Je dénonçais hier le nouveau budget de l’Euro 2016 à Bordeaux qui passe de 4,74 à 9,1 millions d’euros dont 6,05 millions d’argent public. Tout ça pour un petit mois de festivités. En mettant la main sur de nouveaux documents, je découvre que le scandale ne s’arrête pas là.
Petits rappels en préambule. On se souvient qu’Alain Juppé a décidé de faire construire un stade pour l’accueil de l’Euro 2016. On sait également que le Maire de Bordeaux a décidé de recourir pour cela à un contrat de partenariat public privé (PPP). Ce contrat englobe la conception, la réalisation et l’exploitation du stade. Les chiffres de la délibération de 2011 nous apprennent que, sur la durée du contrat, le coût de la conception réalisation, entièrement supporté par le public (sous forme d’avances et de loyers), est de 356,2 millions d’euros (218,9 de coût de revient et 137,3 de frais financiers).
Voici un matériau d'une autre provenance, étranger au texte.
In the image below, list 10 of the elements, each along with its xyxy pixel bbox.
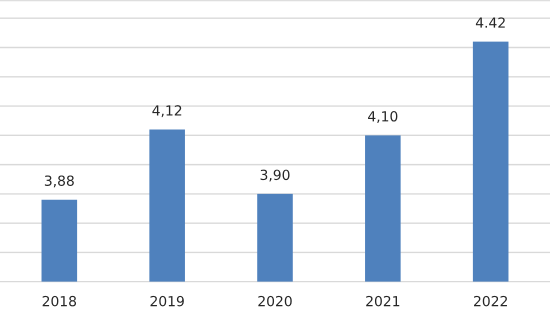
data-label: 4,10 xyxy=(368,111,398,123)
x-tick-label: 2022 xyxy=(474,296,507,306)
data-label: 4.42 xyxy=(476,17,505,28)
data-label: 3,88 xyxy=(44,175,74,188)
data-label: 4,12 xyxy=(152,105,182,118)
x-tick-label: 2018 xyxy=(42,296,76,306)
x-tick-label: 2020 xyxy=(258,296,292,306)
x-tick-label: 2021 xyxy=(366,296,400,306)
x-tick-label: 2019 xyxy=(150,296,184,306)
data-label: 3,90 xyxy=(260,170,290,182)
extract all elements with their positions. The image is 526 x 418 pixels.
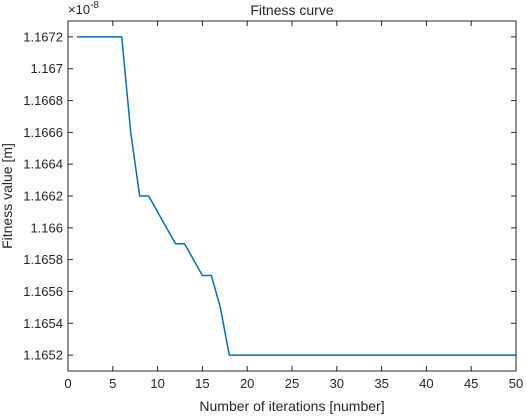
y-axis-ticks <box>68 36 516 356</box>
y-axis-label: Fitness value [m] <box>0 143 15 249</box>
x-tick-label: 40 <box>419 376 433 391</box>
y-exponent-base: ×10 <box>68 2 90 17</box>
x-tick-label: 10 <box>150 376 164 391</box>
x-tick-label: 0 <box>64 376 71 391</box>
x-tick-label: 35 <box>374 376 388 391</box>
svg-text:×10-8: ×10-8 <box>68 0 99 17</box>
chart-title: Fitness curve <box>250 2 333 18</box>
x-tick-label: 30 <box>330 376 344 391</box>
y-axis-tick-labels: 1.1652 1.1654 1.1656 1.1658 1.166 1.1662 1.166… <box>23 29 63 362</box>
y-tick-label: 1.1668 <box>23 93 63 108</box>
x-axis-tick-labels: 0 5 10 15 20 25 30 35 40 45 50 <box>64 376 523 391</box>
y-tick-label: 1.1658 <box>23 252 63 267</box>
y-tick-label: 1.1656 <box>23 284 63 299</box>
series-layer <box>76 36 516 356</box>
x-tick-label: 20 <box>240 376 254 391</box>
x-tick-label: 15 <box>195 376 209 391</box>
plot-area <box>68 21 516 371</box>
x-axis-label: Number of iterations [number] <box>199 398 384 414</box>
y-tick-label: 1.1652 <box>23 348 63 363</box>
y-tick-label: 1.1664 <box>23 157 63 172</box>
y-exponent-power: -8 <box>90 0 99 11</box>
x-tick-label: 50 <box>509 376 523 391</box>
y-tick-label: 1.166 <box>30 220 63 235</box>
fitness-line <box>76 36 516 356</box>
x-tick-label: 25 <box>285 376 299 391</box>
y-exponent-label: ×10-8 <box>68 0 99 17</box>
y-tick-label: 1.1654 <box>23 316 63 331</box>
y-tick-label: 1.167 <box>30 61 63 76</box>
x-tick-label: 45 <box>464 376 478 391</box>
y-tick-label: 1.1672 <box>23 29 63 44</box>
y-tick-label: 1.1662 <box>23 189 63 204</box>
x-tick-label: 5 <box>109 376 116 391</box>
axes-box <box>67 20 517 372</box>
y-tick-label: 1.1666 <box>23 125 63 140</box>
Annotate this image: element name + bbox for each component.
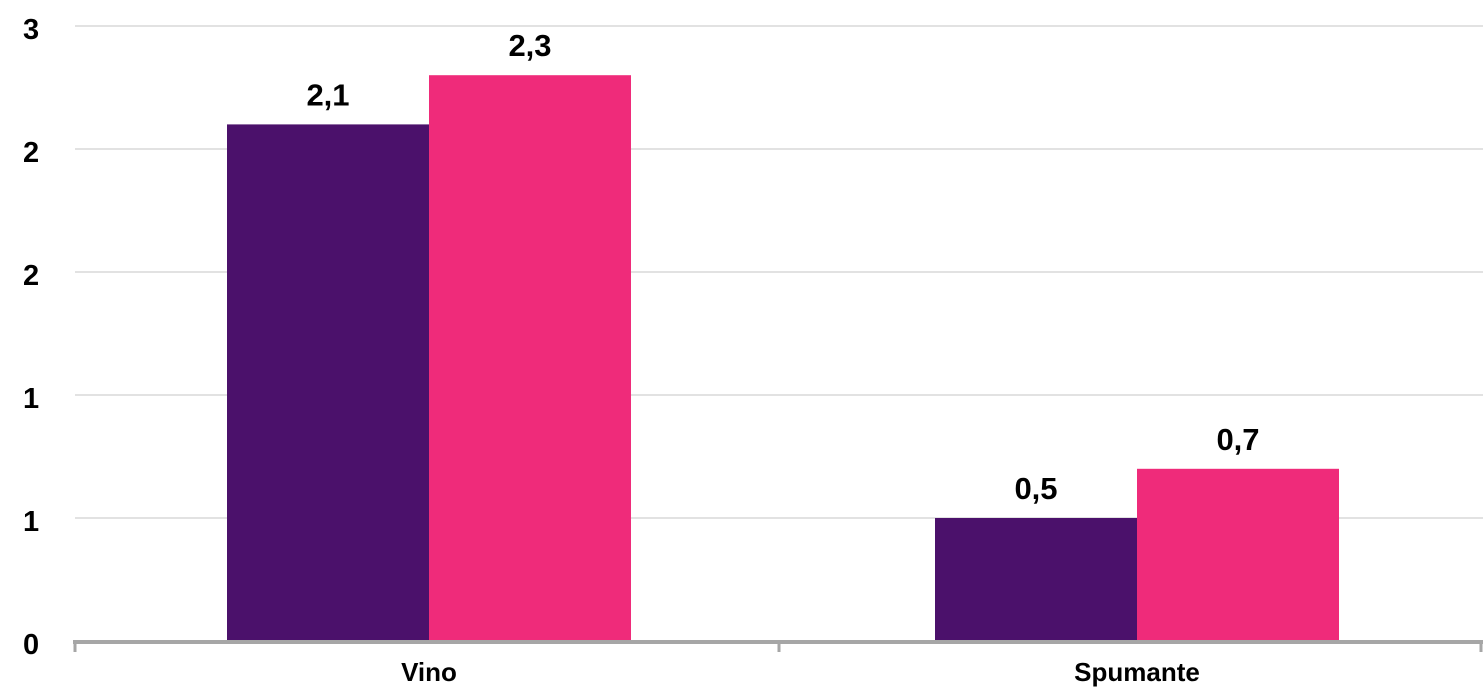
x-axis (73, 640, 1483, 652)
data-labels: 2,1 0,5 2,3 0,7 (306, 28, 1259, 506)
bar (227, 124, 429, 641)
data-label: 2,1 (306, 77, 349, 112)
bar (1137, 468, 1339, 641)
bar (935, 518, 1137, 641)
bar (429, 75, 631, 641)
bars (227, 75, 1339, 641)
y-tick-label: 1 (23, 383, 39, 415)
y-tick-label: 0 (23, 629, 39, 661)
x-category-label: Spumante (1074, 657, 1200, 687)
x-category-label: Vino (401, 657, 457, 687)
y-tick-label: 3 (23, 14, 39, 46)
y-tick-label: 2 (23, 137, 39, 169)
data-label: 0,5 (1014, 471, 1057, 506)
data-label: 2,3 (508, 28, 551, 63)
y-tick-label: 1 (23, 506, 39, 538)
x-axis-category-labels: Vino Spumante (401, 657, 1200, 687)
y-tick-label: 2 (23, 260, 39, 292)
data-label: 0,7 (1216, 422, 1259, 457)
y-axis-tick-labels: 0 1 1 2 2 3 (23, 14, 39, 661)
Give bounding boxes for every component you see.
L’exploitation, quant à elle, coûte 190,9 millions d’euros (dont 79,6 d’impôts que le Conseil d’Etat a demandé au Maire de Bordeaux de ne pas oublier de faire figurer dans les dépenses). On sait que le partenaire privé, la société Bordeaux Stade Atlantique (SBA) composée de Vinci et Fayat, s’est engagé au titre de l’exploitation, à verser des recettes garanties à la ville pour un montant de 134,6 millions d’euros.
Ces rappels sont utiles pour bien avoir en tête que ce stade est entièrement financé par l’argent public et que le partage des coûts se fait seulement au niveau de l’exploitation. Après la décision du Conseil d’Etat, on sait que le coût prévisionnel annuel (net) pour la seule ville de Bordeaux est de 6,8 millions d’euros (chiffres 2011).
C’est maintenant qu’il faut être bien accroché. Dans le cadre de l’Euro 2016, il est prévu 5 matches dans le nouveau stade de Bordeaux et je viens de découvrir que la Ville va devoir payer SBA pour sa location ! Autrement expliqué, le contribuable va payer deux fois ! Il paye via le versement des loyers annuels à SBA et il paye la location du stade pour l’Euro 2016 ! C’est comme si vous achetiez votre maison à crédit, que vous remboursiez vos mensualités à la banque qui en reste propriétaire et qu’en plus vous deviez lui régler le montant d’une location. Alors que c’est l’argent public qui finance le stade, la Ville n’en sera propriétaire qu’au terme du contrat (dans 30 ans !) et d’ici là, Vinci/Fayat nous facturent l’utilisation du stade.
Attendez, ce n’est pas terminé. Le coût global pour la Ville de cette location (et des dépenses liées : exploitation, aménagements extérieurs) est estimé dans une annexe à 2,175 millions d’euros. Ce montant que les élus vont découvrir vendredi prochain n’a jamais été évoqué jusqu’ici. S’agissant d’une dépense à laquelle Alain Juppé ne s’attendait pas, le financement n’était pas prévu. Le Maire de Bordeaux a pourtant trouvé une solution. Sur l’argent versé par l’UEFA à Bordeaux, il va se servir de 1,4 millions d’euros pour payer cette location. Souvenez-vous, Alain Juppé, triomphant, avait expliqué qu’il avait réussi à obtenir du football professionnel une enveloppe pour “garantir l’acceptabilité sociale” (son blog) de l’Euro 2016. En effet, “cette rétrocession permettrait […] de construire encore plus d’équipements sportifs de proximité : des city-stades, des terrains synthétiques”. D’ailleurs, à Bordeaux, une partie de cette somme était fléchée pour la réhabilitation du stade Galin (débat du conseil municipal du 14/12/2015 à l’occasion du budget, page 43). Il n’est plus question de tout dédier aux équipements de proximité, non, l’argent servira aussi à payer la location du stade. En somme, l’argent du foot business retourne au foot business.
PS : sachant que le coût de cette location est fixé à 2,175 millions d’euros et que le Maire de Bordeaux ne dispose plus que de 1,4 millions de l’enveloppe UEFA, la différence est facturée à la métropole.